Security firm RSA says that its threat analysts have picked up “underground chatter” indicating that a sophisticated gang of Russian cyber criminals is laying plans to launch an offensive against 30 US banks. Says RSA: “If the gang’s plans do materialize, this campaign could be the largest coordinated attack on American financial institutions to date.” Here’s the breakdown:
1. This gang has done it before.
The group claims to have stolen $5 million from American bank accounts since 2008. Their methods are complicated, but the results straightforward: once they have access to a bank account, they siphon off money through wire transfers to overseas accounts. Over the past few years, millions of dollars have been stolen this way, mostly from small businesses, school districts and local governments.
2. American banks are particularly vulnerable targets.
Most American banks require nothing more than a password to access an account. In Europe, by contrast, almost all banks use a much more secure, “two factor authentication” process.
3. The gang has a massive network of infected “zombie” PCs at the ready.
These days, it’s not enough to launch cyber attacks from whatever computers happen to belong to you. Gangs use “botnets” to accomplish their nefarious deed, whether they are shutting down websites or sending email spam. Botnets consist of up to hundreds of thousands of internet-connected PCs that have been infected with programs allowing complete control over the compromised devices.

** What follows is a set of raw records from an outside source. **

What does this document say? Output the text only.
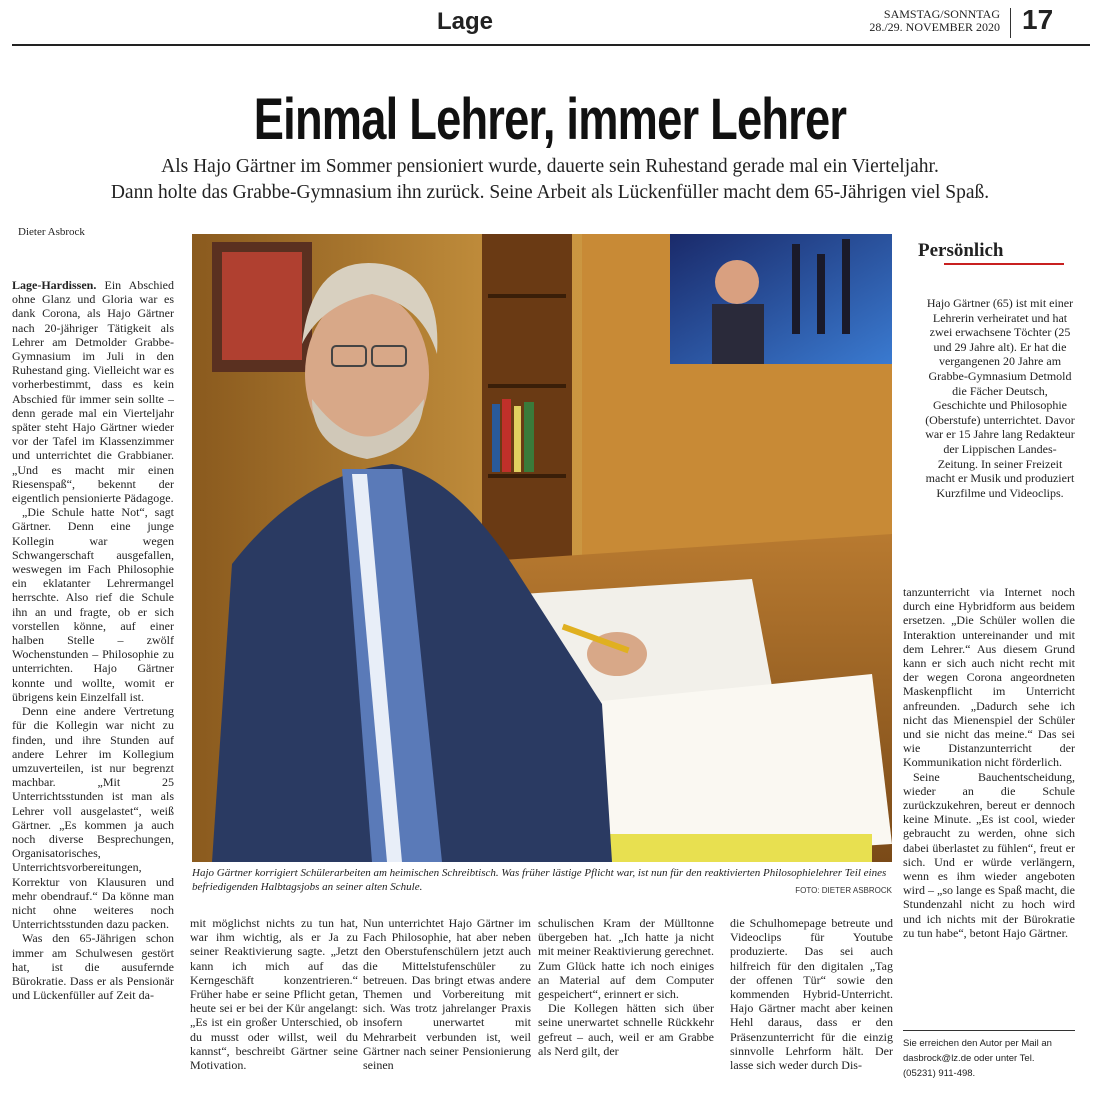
Lage	SAMSTAG/SONNTAG
28./29. NOVEMBER 2020 17
Einmal Lehrer, immer Lehrer
Als Hajo Gärtner im Sommer pensioniert wurde, dauerte sein Ruhestand gerade mal ein Vierteljahr.
Dann holte das Grabbe-Gymnasium ihn zurück. Seine Arbeit als Lückenfüller macht dem 65-Jährigen viel Spaß.
Dieter Asbrock

Lage-Hardissen. Ein Abschied ohne Glanz und Gloria war es dank Corona, als Hajo Gärtner nach 20-jähriger Tätigkeit als Lehrer am Detmolder Grabbe-Gymnasium im Juli in den Ruhestand ging. Vielleicht war es vorherbestimmt, dass es kein Abschied für immer sein sollte – denn gerade mal ein Vierteljahr später steht Hajo Gärtner wieder vor der Tafel im Klassenzimmer und unterrichtet die Grabbianer. „Und es macht mir einen Riesenspaß“, bekennt der eigentlich pensionierte Pädagoge.

„Die Schule hatte Not“, sagt Gärtner. Denn eine junge Kollegin war wegen Schwangerschaft ausgefallen, weswegen im Fach Philosophie ein eklatanter Lehrermangel herrschte. Also rief die Schule ihn an und fragte, ob er sich vorstellen könne, auf einer halben Stelle – zwölf Wochenstunden – Philosophie zu unterrichten. Hajo Gärtner konnte und wollte, womit er übrigens kein Einzelfall ist.

Denn eine andere Vertretung für die Kollegin war nicht zu finden, und ihre Stunden auf andere Lehrer im Kollegium umzuverteilen, ist nur begrenzt machbar. „Mit 25 Unterrichtsstunden ist man als Lehrer voll ausgelastet“, weiß Gärtner. „Es kommen ja auch noch diverse Besprechungen, Organisatorisches, Unterrichtsvorbereitungen, Korrektur von Klausuren und mehr obendrauf.“ Da könne man nicht ohne weiteres noch Unterrichtsstunden dazu packen.

Was den 65-Jährigen schon immer am Schulwesen gestört hat, ist die ausufernde Bürokratie. Dass er als Pensionär und Lückenfüller auf Zeit da-

Hajo Gärtner korrigiert Schülerarbeiten am heimischen Schreibtisch. Was früher lästige Pflicht war, ist nun für den reaktivierten Philosophielehrer Teil eines befriedigenden Halbtagsjobs an seiner alten Schule.	FOTO: DIETER ASBROCK
Persönlich
Hajo Gärtner (65) ist mit einer Lehrerin verheiratet und hat zwei erwachsene Töchter (25 und 29 Jahre alt). Er hat die vergangenen 20 Jahre am Grabbe-Gymnasium Detmold die Fächer Deutsch, Geschichte und Philosophie (Oberstufe) unterrichtet. Davor war er 15 Jahre lang Redakteur der Lippischen Landes-Zeitung. In seiner Freizeit macht er Musik und produziert Kurzfilme und Videoclips.

mit möglichst nichts zu tun hat, war ihm wichtig, als er Ja zu seiner Reaktivierung sagte. „Jetzt kann ich mich auf das Kerngeschäft konzentrieren.“ Früher habe er seine Pflicht getan, heute sei er bei der Kür angelangt: „Es ist ein großer Unterschied, ob du musst oder willst, weil du kannst“, beschreibt Gärtner seine Motivation.

Nun unterrichtet Hajo Gärtner im Fach Philosophie, hat aber neben den Oberstufenschülern jetzt auch die Mittelstufenschüler zu betreuen. Das bringt etwas andere Themen und Vorbereitung mit sich. Was trotz jahrelanger Praxis insofern unerwartet mit Mehrarbeit verbunden ist, weil Gärtner nach seiner Pensionierung seinen

schulischen Kram der Mülltonne übergeben hat. „Ich hatte ja nicht mit meiner Reaktivierung gerechnet. Zum Glück hatte ich noch einiges an Material auf dem Computer gespeichert“, erinnert er sich.

Die Kollegen hätten sich über seine unerwartet schnelle Rückkehr gefreut – auch, weil er am Grabbe als Nerd gilt, der

die Schulhomepage betreute und Videoclips für Youtube produzierte. Das sei auch hilfreich für den digitalen „Tag der offenen Tür“ sowie den kommenden Hybrid-Unterricht. Hajo Gärtner macht aber keinen Hehl daraus, dass er den Präsenzunterricht für die einzig sinnvolle Lehrform hält. Der lasse sich weder durch Dis-

tanzunterricht via Internet noch durch eine Hybridform aus beidem ersetzen. „Die Schüler wollen die Interaktion untereinander und mit dem Lehrer.“ Aus diesem Grund kann er sich auch nicht recht mit der wegen Corona angeordneten Maskenpflicht im Unterricht anfreunden. „Dadurch sehe ich nicht das Mienenspiel der Schüler und sie nicht das meine.“ Das sei wie Distanzunterricht der Kommunikation nicht förderlich.

Seine Bauchentscheidung, wieder an die Schule zurückzukehren, bereut er dennoch keine Minute. „Es ist cool, wieder gebraucht zu werden, ohne sich dabei überlastet zu fühlen“, freut er sich. Und er würde verlängern, wenn es ihm wieder angeboten wird – „so lange es Spaß macht, die Stundenzahl nicht zu hoch wird und ich nichts mit der Bürokratie zu tun habe“, betont Hajo Gärtner.

Sie erreichen den Autor per Mail an
dasbrock@lz.de oder unter Tel.
(05231) 911-498.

4. They’re going to use a variant of software that has worked before.
A trojan is a piece of software that a user might have voluntarily downloaded without realizing what it was. (For example, they might receive a spam email with an attachment that they downloaded and attempted to open, not realizing that it had secretly installed malicious software on their PC.) The Gozi trojan was first described in 2007, and it has the ability to compromise what should be secure, encrypted connections, such as the kind a user’s web browser establishes with a bank’s web site. It’s also been used to steal personal data. This gang is using a variant on Gozi called Gozi Prinimalka, which is “derived from the Russian word meaning ‘to receive,'” says RSA.

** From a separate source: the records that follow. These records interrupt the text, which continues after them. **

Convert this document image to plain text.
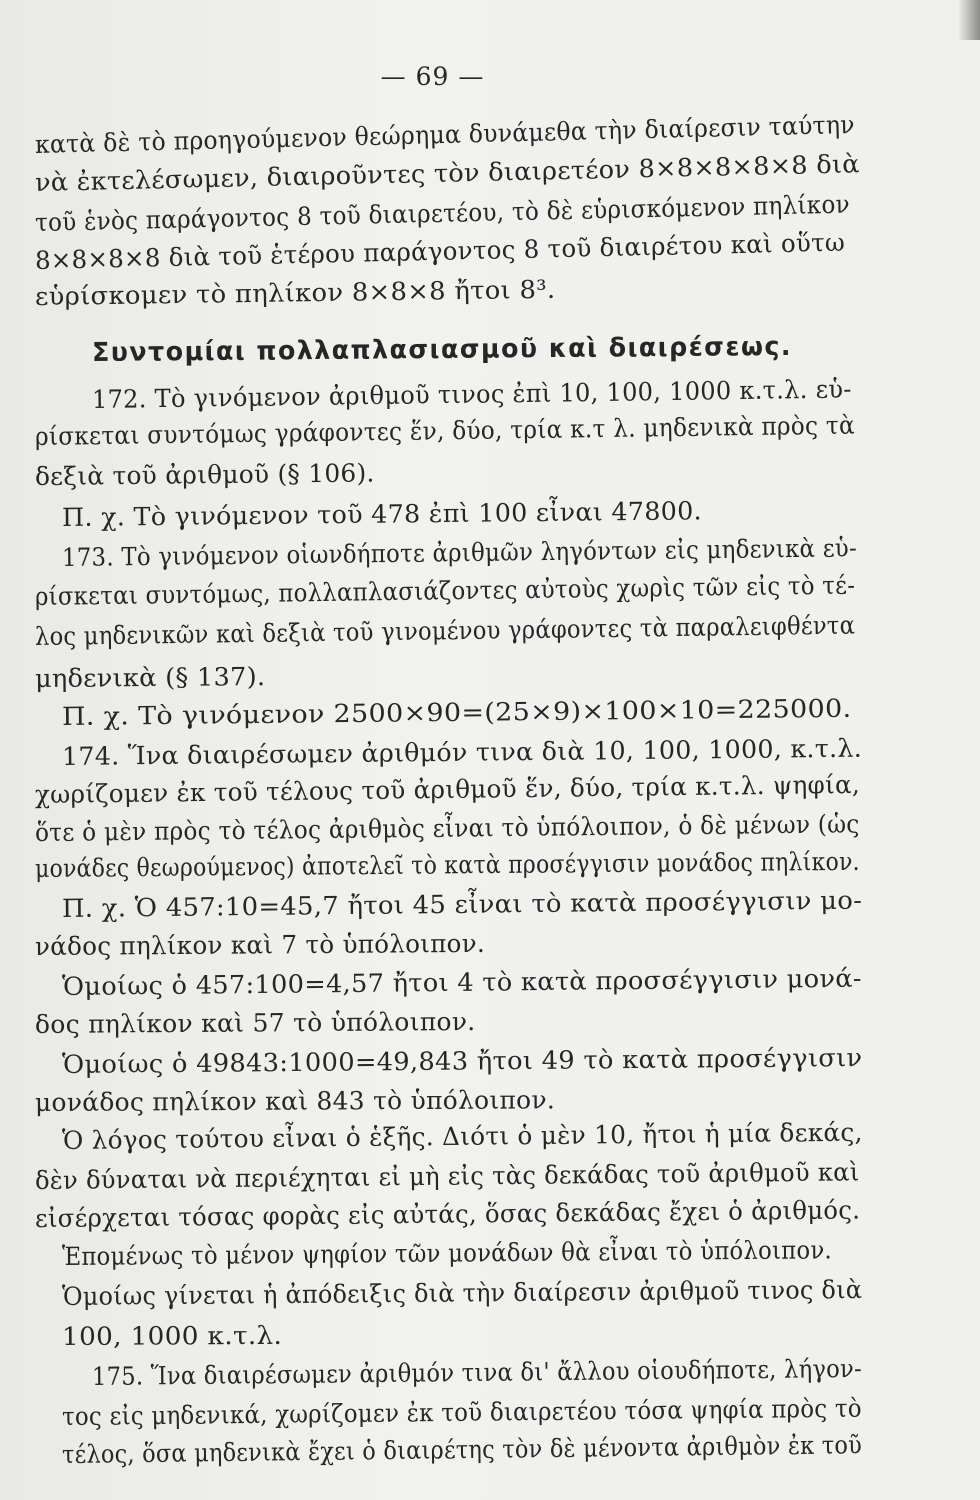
— 69 —
κατὰ δὲ τὸ προηγούμενον θεώρημα δυνάμεθα τὴν διαίρεσιν ταύτην
νὰ ἐκτελέσωμεν, διαιροῦντες τὸν διαιρετέον 8×8×8×8×8 διὰ
τοῦ ἑνὸς παράγοντος 8 τοῦ διαιρετέου, τὸ δὲ εὑρισκόμενον πηλίκον
8×8×8×8 διὰ τοῦ ἑτέρου παράγοντος 8 τοῦ διαιρέτου καὶ οὕτω
εὑρίσκομεν τὸ πηλίκον 8×8×8 ἤτοι 8³.
Συντομίαι πολλαπλασιασμοῦ καὶ διαιρέσεως.
172. Τὸ γινόμενον ἀριθμοῦ τινος ἐπὶ 10, 100, 1000 κ.τ.λ. εὑ-
ρίσκεται συντόμως γράφοντες ἕν, δύο, τρία κ.τ λ. μηδενικὰ πρὸς τὰ
δεξιὰ τοῦ ἀριθμοῦ (§ 106).
Π. χ. Τὸ γινόμενον τοῦ 478 ἐπὶ 100 εἶναι 47800.
173. Τὸ γινόμενον οἱωνδήποτε ἀριθμῶν ληγόντων εἰς μηδενικὰ εὑ-
ρίσκεται συντόμως, πολλαπλασιάζοντες αὐτοὺς χωρὶς τῶν εἰς τὸ τέ-
λος μηδενικῶν καὶ δεξιὰ τοῦ γινομένου γράφοντες τὰ παραλειφθέντα
μηδενικὰ (§ 137).
Π. χ. Τὸ γινόμενον 2500×90=(25×9)×100×10=225000.
174. Ἵνα διαιρέσωμεν ἀριθμόν τινα διὰ 10, 100, 1000, κ.τ.λ.
χωρίζομεν ἐκ τοῦ τέλους τοῦ ἀριθμοῦ ἕν, δύο, τρία κ.τ.λ. ψηφία,
ὅτε ὁ μὲν πρὸς τὸ τέλος ἀριθμὸς εἶναι τὸ ὑπόλοιπον, ὁ δὲ μένων (ὡς
μονάδες θεωρούμενος) ἀποτελεῖ τὸ κατὰ προσέγγισιν μονάδος πηλίκον.
Π. χ. Ὁ 457:10=45,7 ἤτοι 45 εἶναι τὸ κατὰ προσέγγισιν μο-
νάδος πηλίκον καὶ 7 τὸ ὑπόλοιπον.
Ὁμοίως ὁ 457:100=4,57 ἤτοι 4 τὸ κατὰ προσσέγγισιν μονά-
δος πηλίκον καὶ 57 τὸ ὑπόλοιπον.
Ὁμοίως ὁ 49843:1000=49,843 ἤτοι 49 τὸ κατὰ προσέγγισιν
μονάδος πηλίκον καὶ 843 τὸ ὑπόλοιπον.
Ὁ λόγος τούτου εἶναι ὁ ἑξῆς. Διότι ὁ μὲν 10, ἤτοι ἡ μία δεκάς,
δὲν δύναται νὰ περιέχηται εἰ μὴ εἰς τὰς δεκάδας τοῦ ἀριθμοῦ καὶ
εἰσέρχεται τόσας φορὰς εἰς αὐτάς, ὅσας δεκάδας ἔχει ὁ ἀριθμός.
Ἑπομένως τὸ μένον ψηφίον τῶν μονάδων θὰ εἶναι τὸ ὑπόλοιπον.
Ὁμοίως γίνεται ἡ ἀπόδειξις διὰ τὴν διαίρεσιν ἀριθμοῦ τινος διὰ
100, 1000 κ.τ.λ.
175. Ἵνα διαιρέσωμεν ἀριθμόν τινα δι' ἄλλου οἱουδήποτε, λήγον-
τος εἰς μηδενικά, χωρίζομεν ἐκ τοῦ διαιρετέου τόσα ψηφία πρὸς τὸ
τέλος, ὅσα μηδενικὰ ἔχει ὁ διαιρέτης τὸν δὲ μένοντα ἀριθμὸν ἐκ τοῦ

5. If it performs as promised, this trojan will do everything from impersonating a user to blocking her phone.
Two qualities distinguish this new piece of malicious software. The first is that it could allow cybercriminals to clone a target system–everything from their screen resolution and time zone to web browser settings–and communicate with the user’s bank as if they were the user themselves. The gang is also planning to use “phone-flooding software” to “prevent victim account holders from receiving the bank’s confirmation call or text message used to verify new or unusual online account transfers,” according to RSA.

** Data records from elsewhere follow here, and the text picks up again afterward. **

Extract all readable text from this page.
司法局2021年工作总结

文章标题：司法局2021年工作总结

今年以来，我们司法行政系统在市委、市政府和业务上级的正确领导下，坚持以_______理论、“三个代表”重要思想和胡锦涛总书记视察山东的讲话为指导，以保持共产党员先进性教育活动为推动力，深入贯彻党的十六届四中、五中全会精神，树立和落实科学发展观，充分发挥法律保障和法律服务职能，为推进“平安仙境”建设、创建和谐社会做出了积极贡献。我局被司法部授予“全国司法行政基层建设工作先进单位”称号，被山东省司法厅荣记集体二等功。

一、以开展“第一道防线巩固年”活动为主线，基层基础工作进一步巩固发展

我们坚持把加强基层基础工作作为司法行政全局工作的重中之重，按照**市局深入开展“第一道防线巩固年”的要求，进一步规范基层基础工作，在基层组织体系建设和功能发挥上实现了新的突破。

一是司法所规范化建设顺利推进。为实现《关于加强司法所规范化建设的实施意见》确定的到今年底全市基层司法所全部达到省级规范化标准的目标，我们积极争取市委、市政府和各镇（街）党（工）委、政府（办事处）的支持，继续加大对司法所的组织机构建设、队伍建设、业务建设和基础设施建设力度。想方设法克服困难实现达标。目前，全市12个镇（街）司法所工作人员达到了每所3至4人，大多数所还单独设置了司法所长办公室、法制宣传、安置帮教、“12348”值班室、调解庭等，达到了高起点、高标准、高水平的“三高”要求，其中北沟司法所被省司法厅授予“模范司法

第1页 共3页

6. Many lesser cybercriminals may be recruited into the scheme as “mules.”
The gang behind this threat has complete control over the malicious software involved, but in order to magnify the impact of the attack (and the profits it nets), gang members are apparently recruiting other cybercriminals who have access to their own networks of infected zombie PCs.
7. Whether or not this heist occurs, the gang’s plans point to the ever-increasing sophistication and professionalization of cyber crime.
Sometimes “underground chatter” is just that. “It’s important to note that cyber criminals often make claims they do not necessarily act upon,” RSA notes. But what’s interesting about this particular threat is that everything described by RSA is well within the realm of plausibility and builds on exploits that have been detected in the past.